The researchers stumbled onto this finding during a study of the glymphatic system—the central nervous system’s sewage mechanism—in mice. By injecting the mice’s cerebrospinal fluid (CSF) with a dye, the researchers were able to observe the movement of CSF in the brain. They noticed that when the mice were asleep, the dye flowed rapidly, but when the mice were awake, it moved slowly. According to Dr. Maiken Nedergaard, one of the study’s leaders, this “suggested that the space between brain cells changed greatly between conscious and unconscious states.”

Determined to learn more, the researchers inserted electrodes into the mice’s brains to measure the change in space between brain cells. They found a huge variation: the space between cells increased by 60% when the mice were asleep or anesthetized.

The team ran two more tests.
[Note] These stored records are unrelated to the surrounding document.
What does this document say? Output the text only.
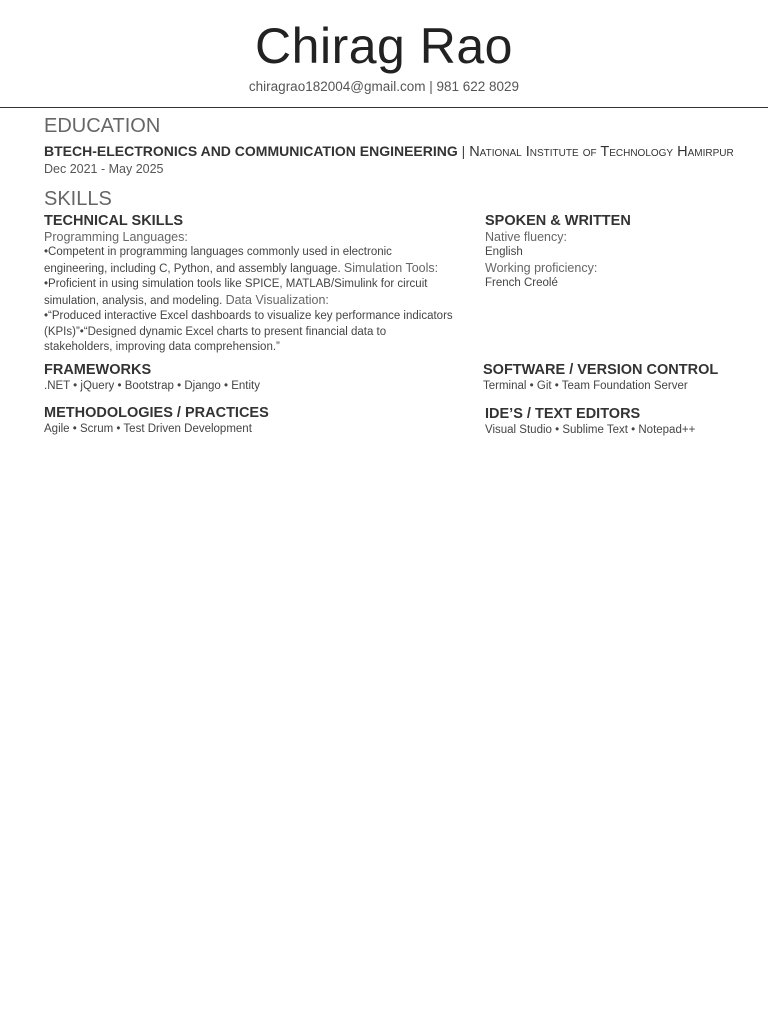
Chirag Rao
chiragrao182004@gmail.com | 981 622 8029
EDUCATION
BTECH-ELECTRONICS AND COMMUNICATION ENGINEERING | National Institute of Technology Hamirpur
Dec 2021 - May 2025
SKILLS
TECHNICAL SKILLS
Programming Languages:
•Competent in programming languages commonly used in electronic engineering, including C, Python, and assembly language. Simulation Tools:
•Proficient in using simulation tools like SPICE, MATLAB/Simulink for circuit simulation, analysis, and modeling. Data Visualization:
•“Produced interactive Excel dashboards to visualize key performance indicators (KPIs)”•“Designed dynamic Excel charts to present financial data to stakeholders, improving data comprehension.”
SPOKEN & WRITTEN
Native fluency:
English
Working proficiency:
French Creolé
FRAMEWORKS
.NET • jQuery • Bootstrap • Django • Entity
SOFTWARE / VERSION CONTROL
Terminal • Git • Team Foundation Server
METHODOLOGIES / PRACTICES
Agile • Scrum • Test Driven Development
IDE’S / TEXT EDITORS
Visual Studio • Sublime Text • Notepad++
First, they treated conscious mice with drugs that block noradrenaline (a hormone that controls cell volume). This induced sleep and increased the flow of fluid between the cells. These results helped to substantiate the link between sleep and the glymphatic system. For the second test, the researchers built upon previous research that demonstrated toxic molecules related to certain neurogenerative disorders build up between brain cells. The researchers injected the mice with a protein associated with Alzheimer’s (radiolabeled beta-amyloid) and measured how long it stayed in the brains while the mice were asleep or awake. The protein dissipated faster when the mice were asleep, indicating that one of the benefits of sleep is the removal of toxins from the brain.

Dr. Jim Koenig, a program director from National Institute of Neurological Disorders, which funded the study, commented, “These results may have broad implications for multiple neurological disorders.”

This research is published in the journal Science.